Bind M-A, VanderWeele T J, Schwartz J D, Coull B A
Department of Statistics, Harvard University, Cambridge, MA, U.S.A.
Epidemiology, Harvard School of Public Health, Boston, MA, U.S.A.
Stat Med. 2017 Nov 20;36(26):4182-4195. doi: 10.1002/sim.7423. Epub 2017 Aug 7.
Mediation analysis has mostly been conducted with mean regression models. With this approach modeling means, formulae for direct and indirect effects are based on changes in means, which may not capture effects that occur in units at the tails of mediator and outcome distributions. Individuals with extreme values of medical endpoints are often more susceptible to disease and can be missed if one investigates mean changes only. We derive the controlled direct and indirect effects of an exposure along percentiles of the mediator and outcome using quantile regression models and a causal framework. The quantile regression models can accommodate an exposure-mediator interaction and random intercepts to allow for longitudinal mediator and outcome. Because DNA methylation acts as a complex "switch" to control gene expression and fibrinogen is a cardiovascular factor, individuals with extreme levels of these markers may be more susceptible to air pollution. We therefore apply this methodology to environmental data to estimate the effect of air pollution, as measured by particle number, on fibrinogen levels through a change in interferon-gamma (IFN-γ) methylation. We estimate the controlled direct effect of air pollution on the qth percentile of fibrinogen and its indirect effect through a change in the pth percentile of IFN-γ methylation. We found evidence of a direct effect of particle number on the upper tail of the fibrinogen distribution. We observed a suggestive indirect effect of particle number on the upper tail of the fibrinogen distribution through a change in the lower percentiles of the IFN-γ methylation distribution.
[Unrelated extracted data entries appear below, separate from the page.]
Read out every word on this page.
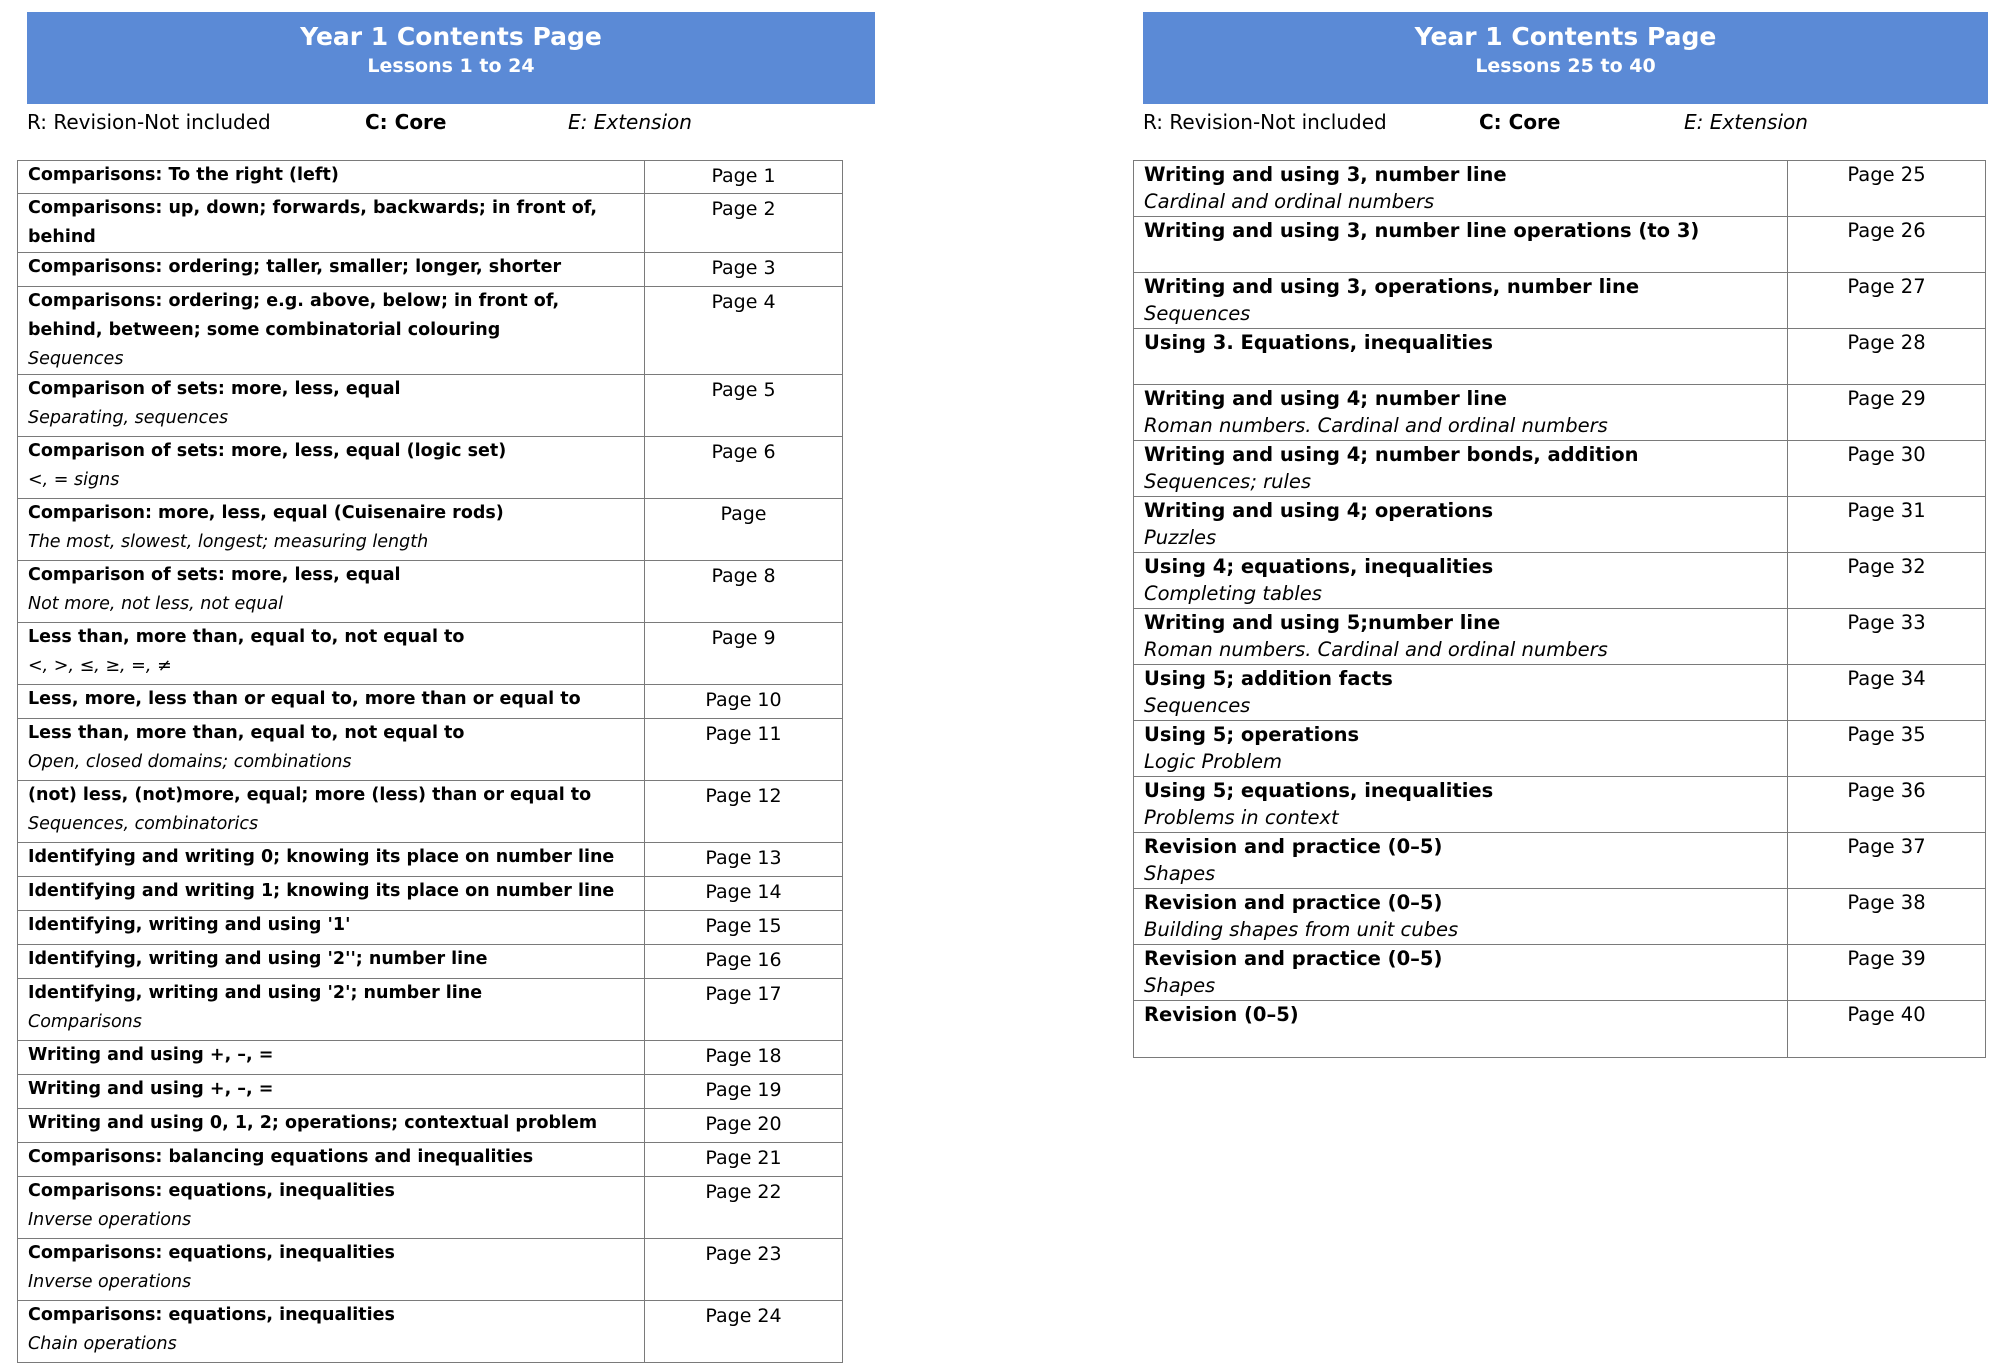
Year 1 Contents Page
Lessons 1 to 24
R: Revision-Not included	C: Core	E: Extension
Comparisons: To the right (left)	Page 1

Comparisons: up, down; forwards, backwards; in front of, behind	Page 2

Comparisons: ordering; taller, smaller; longer, shorter	Page 3

Comparisons: ordering; e.g. above, below; in front of, behind, between; some combinatorial colouring
Sequences	Page 4

Comparison of sets: more, less, equal
Separating, sequences	Page 5

Comparison of sets: more, less, equal (logic set)
<, = signs	Page 6

Comparison: more, less, equal (Cuisenaire rods)
The most, slowest, longest; measuring length	Page

Comparison of sets: more, less, equal
Not more, not less, not equal	Page 8

Less than, more than, equal to, not equal to
<, >, ≤, ≥, =, ≠	Page 9

Less, more, less than or equal to, more than or equal to	Page 10

Less than, more than, equal to, not equal to
Open, closed domains; combinations	Page 11

(not) less, (not)more, equal; more (less) than or equal to
Sequences, combinatorics	Page 12

Identifying and writing 0; knowing its place on number line	Page 13

Identifying and writing 1; knowing its place on number line	Page 14

Identifying, writing and using '1'	Page 15

Identifying, writing and using '2''; number line	Page 16

Identifying, writing and using '2'; number line
Comparisons	Page 17

Writing and using +, –, =	Page 18

Writing and using +, –, =	Page 19

Writing and using 0, 1, 2; operations; contextual problem	Page 20

Comparisons: balancing equations and inequalities	Page 21

Comparisons: equations, inequalities
Inverse operations	Page 22

Comparisons: equations, inequalities
Inverse operations	Page 23

Comparisons: equations, inequalities
Chain operations	Page 24
Year 1 Contents Page
Lessons 25 to 40
R: Revision-Not included	C: Core	E: Extension
Writing and using 3, number line
Cardinal and ordinal numbers	Page 25

Writing and using 3, number line operations (to 3)	Page 26

Writing and using 3, operations, number line
Sequences	Page 27

Using 3. Equations, inequalities	Page 28

Writing and using 4; number line
Roman numbers. Cardinal and ordinal numbers	Page 29

Writing and using 4; number bonds, addition
Sequences; rules	Page 30

Writing and using 4; operations
Puzzles	Page 31

Using 4; equations, inequalities
Completing tables	Page 32

Writing and using 5;number line
Roman numbers. Cardinal and ordinal numbers	Page 33

Using 5; addition facts
Sequences	Page 34

Using 5; operations
Logic Problem	Page 35

Using 5; equations, inequalities
Problems in context	Page 36

Revision and practice (0–5)
Shapes	Page 37

Revision and practice (0–5)
Building shapes from unit cubes	Page 38

Revision and practice (0–5)
Shapes	Page 39

Revision (0–5)	Page 40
中介分析大多是使用均值回归模型进行的。采用这种均值建模方法,直接效应和间接效应的公式是基于均值的变化,而这可能无法捕捉到在中介变量和结果分布尾部的个体中出现的效应。具有医学终点极值的个体通常更容易患病,如果只研究均值变化,这些个体可能会被遗漏。我们使用分位数回归模型和因果框架,沿着中介变量和结果的百分位数推导暴露的受控直接效应和间接效应。分位数回归模型可以纳入暴露 - 中介变量相互作用和随机截距,以考虑纵向的中介变量和结果。由于DNA甲基化作为一个复杂的“开关”来控制基因表达,而纤维蛋白原是一种心血管因素,这些标志物水平极高的个体可能更容易受到空气污染的影响。因此,我们将这种方法应用于环境数据,以估计通过干扰素 - γ(IFN - γ)甲基化变化来衡量的空气污染对纤维蛋白原水平的影响。我们估计空气污染对纤维蛋白原第q百分位数的受控直接效应及其通过IFN - γ甲基化第p百分位数变化产生的间接效应。我们发现了颗粒物数量对纤维蛋白原分布上尾有直接效应的证据。我们观察到颗粒物数量通过IFN - γ甲基化分布较低百分位数的变化,对纤维蛋白原分布上尾有提示性的间接效应。